God is the ultimate reality and absolutely perfect being. God is that from which absolutely everything else comes and in which everything else has its roots. He is well beyond simulated reality, as this psalm mentions: “Before the mountains were brought forth, or ever you had formed the earth and the world, from everlasting to everlasting you are God” (Psalm 90:2). Even logic and mathematics have their roots in God! God is the source of time itself and, thus, He is outside of time. God is the reason there is anything at all rather than nothing. This means He is a necessary being, not something that just happens to exist, “for I the Lord do not change” (Malachi 3:6). He is perfectly good, free, knowledgeable, and omnipotent. We know all this as it is revealed to us in the Bible. Even with philosophical reasoning, not pertaining to any religious tradition, one can understand such a necessary being. It is a very abstract and philosophical idea of God, which we can easily oppose with the God of Scriptures. However, even the scriptural God is somewhat abstract: “No one has ever seen God; the only God, who is at the Father’s side, he has made him known” (John 1:18), meaning we know God only through Jesus Christ. If we apply the idea of simulation cycles, as explained by Simulation Creationism, then every subsequent simulated world is one huge step toward knowing God; this process cannot have its ultimate end. The Simulation itself is what we call eternity.
We are temporal beings that change all the time, and we require information from the world. We are persons containing qualities, but God is not such a person. However, if we define a person as someone with knowledge and will, and an active consciousness to go along with it, then this describes God as a person. What differs is that God is totally changeless. God is clearly everything we are not. He is not finite nor mortal, as are we. It means that it is hard for us to grasp the true nature of God.
This brings a danger that we might not say anything useful about God. Namely, God is unique, He cannot be compared with anything or anyone. We cannot speak literally about God, but we can use metaphors, images, pictures, and analogies to point to the truth about God. We can be confident in doing so because God has made us in His own image. In Simulation Creationism, such an idea of God is given through The Simulation. In other words, simulated reality – an image – is what is given to us to begin to understand who or what is God. We are bound to experience this through physical bodies and under certain laws. The Simulation is, quite literally, a space and a time, where we are able to encounter God.

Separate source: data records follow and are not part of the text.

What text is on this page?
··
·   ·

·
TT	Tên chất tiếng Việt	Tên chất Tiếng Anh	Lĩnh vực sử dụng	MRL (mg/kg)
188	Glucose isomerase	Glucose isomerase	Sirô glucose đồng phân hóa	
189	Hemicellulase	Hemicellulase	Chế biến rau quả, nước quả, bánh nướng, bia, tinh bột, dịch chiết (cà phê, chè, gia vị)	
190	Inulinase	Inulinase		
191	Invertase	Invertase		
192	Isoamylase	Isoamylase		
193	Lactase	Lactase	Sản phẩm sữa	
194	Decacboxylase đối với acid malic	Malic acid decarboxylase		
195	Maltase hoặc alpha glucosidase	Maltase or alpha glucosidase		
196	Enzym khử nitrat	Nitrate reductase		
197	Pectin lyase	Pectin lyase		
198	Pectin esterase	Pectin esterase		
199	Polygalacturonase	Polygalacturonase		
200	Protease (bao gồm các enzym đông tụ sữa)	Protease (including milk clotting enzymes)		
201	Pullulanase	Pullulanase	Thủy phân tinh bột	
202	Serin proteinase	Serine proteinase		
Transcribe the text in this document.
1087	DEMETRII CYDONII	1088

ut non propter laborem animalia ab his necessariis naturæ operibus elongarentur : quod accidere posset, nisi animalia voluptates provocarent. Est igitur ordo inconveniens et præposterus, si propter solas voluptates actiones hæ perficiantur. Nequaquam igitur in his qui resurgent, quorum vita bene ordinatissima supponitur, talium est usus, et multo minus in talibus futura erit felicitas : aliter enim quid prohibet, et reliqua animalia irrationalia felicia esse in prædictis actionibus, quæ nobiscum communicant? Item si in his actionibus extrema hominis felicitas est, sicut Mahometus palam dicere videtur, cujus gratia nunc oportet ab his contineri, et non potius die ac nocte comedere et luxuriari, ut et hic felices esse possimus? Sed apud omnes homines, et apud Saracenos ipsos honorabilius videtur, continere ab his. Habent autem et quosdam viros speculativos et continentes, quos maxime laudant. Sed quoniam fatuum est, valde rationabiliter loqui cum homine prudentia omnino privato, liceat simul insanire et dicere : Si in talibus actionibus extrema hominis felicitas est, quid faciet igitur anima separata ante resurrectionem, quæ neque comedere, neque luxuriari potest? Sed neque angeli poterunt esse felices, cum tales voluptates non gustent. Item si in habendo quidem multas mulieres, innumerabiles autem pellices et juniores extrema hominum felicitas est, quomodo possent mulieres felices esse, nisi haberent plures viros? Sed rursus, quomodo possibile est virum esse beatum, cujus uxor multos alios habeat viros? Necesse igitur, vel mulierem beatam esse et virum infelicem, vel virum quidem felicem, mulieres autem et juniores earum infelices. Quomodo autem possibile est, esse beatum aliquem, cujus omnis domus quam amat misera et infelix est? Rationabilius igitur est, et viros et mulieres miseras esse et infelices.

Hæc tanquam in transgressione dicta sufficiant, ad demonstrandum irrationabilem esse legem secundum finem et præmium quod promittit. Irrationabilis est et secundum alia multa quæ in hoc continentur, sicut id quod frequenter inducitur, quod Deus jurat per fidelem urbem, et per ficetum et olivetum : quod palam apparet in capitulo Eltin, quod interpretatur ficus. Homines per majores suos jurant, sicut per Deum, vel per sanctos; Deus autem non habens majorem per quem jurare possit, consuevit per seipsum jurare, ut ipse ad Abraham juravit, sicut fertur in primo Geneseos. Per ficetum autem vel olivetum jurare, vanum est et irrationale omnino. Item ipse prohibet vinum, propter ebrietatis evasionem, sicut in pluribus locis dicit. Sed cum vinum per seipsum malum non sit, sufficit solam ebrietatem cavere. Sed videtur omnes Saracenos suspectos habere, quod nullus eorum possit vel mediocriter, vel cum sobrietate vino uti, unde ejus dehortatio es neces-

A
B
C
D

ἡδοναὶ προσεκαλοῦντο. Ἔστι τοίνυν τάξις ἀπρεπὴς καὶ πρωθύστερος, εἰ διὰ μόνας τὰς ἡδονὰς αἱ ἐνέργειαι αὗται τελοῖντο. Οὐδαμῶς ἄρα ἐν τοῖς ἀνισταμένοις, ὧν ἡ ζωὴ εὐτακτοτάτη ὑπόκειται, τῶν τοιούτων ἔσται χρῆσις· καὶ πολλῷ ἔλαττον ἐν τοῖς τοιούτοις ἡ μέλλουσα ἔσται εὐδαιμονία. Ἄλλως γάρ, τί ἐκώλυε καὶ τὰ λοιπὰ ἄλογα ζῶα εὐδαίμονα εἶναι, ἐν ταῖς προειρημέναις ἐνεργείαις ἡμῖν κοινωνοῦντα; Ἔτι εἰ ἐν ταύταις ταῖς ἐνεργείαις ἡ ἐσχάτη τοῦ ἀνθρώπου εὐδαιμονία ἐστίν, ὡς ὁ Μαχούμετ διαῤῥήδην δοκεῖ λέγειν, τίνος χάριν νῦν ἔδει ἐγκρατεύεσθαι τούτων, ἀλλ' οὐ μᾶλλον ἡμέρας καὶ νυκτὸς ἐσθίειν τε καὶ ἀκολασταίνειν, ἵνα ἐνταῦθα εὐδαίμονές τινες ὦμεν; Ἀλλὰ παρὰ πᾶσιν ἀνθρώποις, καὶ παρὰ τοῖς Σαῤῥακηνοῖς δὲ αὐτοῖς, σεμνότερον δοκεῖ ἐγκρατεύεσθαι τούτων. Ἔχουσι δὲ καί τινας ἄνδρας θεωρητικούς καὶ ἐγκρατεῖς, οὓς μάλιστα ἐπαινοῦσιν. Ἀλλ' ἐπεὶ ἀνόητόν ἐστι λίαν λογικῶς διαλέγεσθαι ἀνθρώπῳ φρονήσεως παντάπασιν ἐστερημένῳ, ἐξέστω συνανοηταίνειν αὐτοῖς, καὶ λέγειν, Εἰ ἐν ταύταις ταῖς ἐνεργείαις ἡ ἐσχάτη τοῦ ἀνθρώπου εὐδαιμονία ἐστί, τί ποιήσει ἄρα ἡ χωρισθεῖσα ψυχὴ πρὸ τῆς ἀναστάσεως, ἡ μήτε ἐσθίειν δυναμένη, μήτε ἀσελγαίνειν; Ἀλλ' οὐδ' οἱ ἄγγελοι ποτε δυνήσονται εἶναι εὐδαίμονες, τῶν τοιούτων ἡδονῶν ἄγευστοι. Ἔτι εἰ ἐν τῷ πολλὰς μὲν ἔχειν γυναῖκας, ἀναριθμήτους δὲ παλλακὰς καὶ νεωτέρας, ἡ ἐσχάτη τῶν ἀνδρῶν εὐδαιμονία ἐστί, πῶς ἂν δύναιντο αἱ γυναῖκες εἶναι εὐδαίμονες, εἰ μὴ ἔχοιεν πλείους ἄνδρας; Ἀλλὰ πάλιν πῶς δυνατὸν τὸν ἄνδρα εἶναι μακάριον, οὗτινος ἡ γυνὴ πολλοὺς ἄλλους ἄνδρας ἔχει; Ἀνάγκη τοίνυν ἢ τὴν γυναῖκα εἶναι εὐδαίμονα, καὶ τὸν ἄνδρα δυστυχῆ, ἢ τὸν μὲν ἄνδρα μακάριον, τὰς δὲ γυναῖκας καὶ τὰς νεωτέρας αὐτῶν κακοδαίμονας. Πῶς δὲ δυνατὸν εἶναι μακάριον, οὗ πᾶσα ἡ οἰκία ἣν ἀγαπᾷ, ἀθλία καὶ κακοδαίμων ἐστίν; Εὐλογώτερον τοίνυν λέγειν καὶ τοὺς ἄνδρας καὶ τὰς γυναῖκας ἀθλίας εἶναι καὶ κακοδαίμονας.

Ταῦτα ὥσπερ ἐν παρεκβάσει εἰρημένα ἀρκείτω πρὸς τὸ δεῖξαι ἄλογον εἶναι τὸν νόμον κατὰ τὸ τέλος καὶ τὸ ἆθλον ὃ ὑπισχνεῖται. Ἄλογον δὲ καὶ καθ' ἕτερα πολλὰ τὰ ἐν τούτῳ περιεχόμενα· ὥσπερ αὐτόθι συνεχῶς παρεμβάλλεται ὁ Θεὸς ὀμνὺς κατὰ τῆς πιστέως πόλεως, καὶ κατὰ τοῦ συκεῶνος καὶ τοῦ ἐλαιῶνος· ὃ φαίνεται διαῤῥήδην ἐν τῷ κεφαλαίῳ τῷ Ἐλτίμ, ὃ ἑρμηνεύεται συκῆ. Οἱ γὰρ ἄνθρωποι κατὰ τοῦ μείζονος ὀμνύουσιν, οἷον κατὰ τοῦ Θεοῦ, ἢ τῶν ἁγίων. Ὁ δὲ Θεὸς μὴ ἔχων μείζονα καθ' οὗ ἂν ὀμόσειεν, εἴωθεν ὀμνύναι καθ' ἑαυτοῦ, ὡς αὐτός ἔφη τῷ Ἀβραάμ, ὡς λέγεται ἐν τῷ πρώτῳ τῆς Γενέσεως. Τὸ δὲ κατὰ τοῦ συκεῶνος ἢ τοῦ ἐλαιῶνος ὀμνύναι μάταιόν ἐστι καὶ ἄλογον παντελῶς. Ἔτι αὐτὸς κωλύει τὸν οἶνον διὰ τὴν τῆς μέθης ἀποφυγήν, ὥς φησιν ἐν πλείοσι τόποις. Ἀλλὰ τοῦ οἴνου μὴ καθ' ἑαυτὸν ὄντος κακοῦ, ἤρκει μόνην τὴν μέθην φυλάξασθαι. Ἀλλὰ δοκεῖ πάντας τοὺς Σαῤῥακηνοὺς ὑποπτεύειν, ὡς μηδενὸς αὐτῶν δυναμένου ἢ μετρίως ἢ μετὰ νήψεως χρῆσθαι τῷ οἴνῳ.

The famous atheist philosopher David Hume argued that all the things we do not know about God can easily be substituted for all the things we do not know about the universe. We just call it God. People searching for mystical experiences are, argues Hume, basically atheists. We cannot agree on this as there is a manifested difference in practice. The life of the theist is very different in outlook, hopes, and attitudes from the life of the atheist, a person who typically regards physical material, and whatever arises from it, as all there is. For the theist, the cosmos manifests the underlying divine reality of goodness. It is not a metaphysical elaboration where theism and religious belief differs from atheism. It is the goodness of God.
In Christianity, we understand this notion through the incarnation of God’s Word in Jesus Christ. God also disclosed himself throughout human history to different people, “for God so loved the world, that he gave his only Son, that whoever believes in him should not perish but have eternal life” (John 3:16). The most characteristic reasons for religious belief are not metaphysical. Rather, they are of a more existential kind, something to do with deep needs within the human psyche. Very central to this notion is that God is love and establishes just and right relations. God ultimately wants to establish the same characteristics in us. He has in the Holy Trinity a supreme communion of relations that overflows with love. Simulation Creationism helps us reach the potential of grasping beyond “what God is not” and immersing in His divine love and mercy.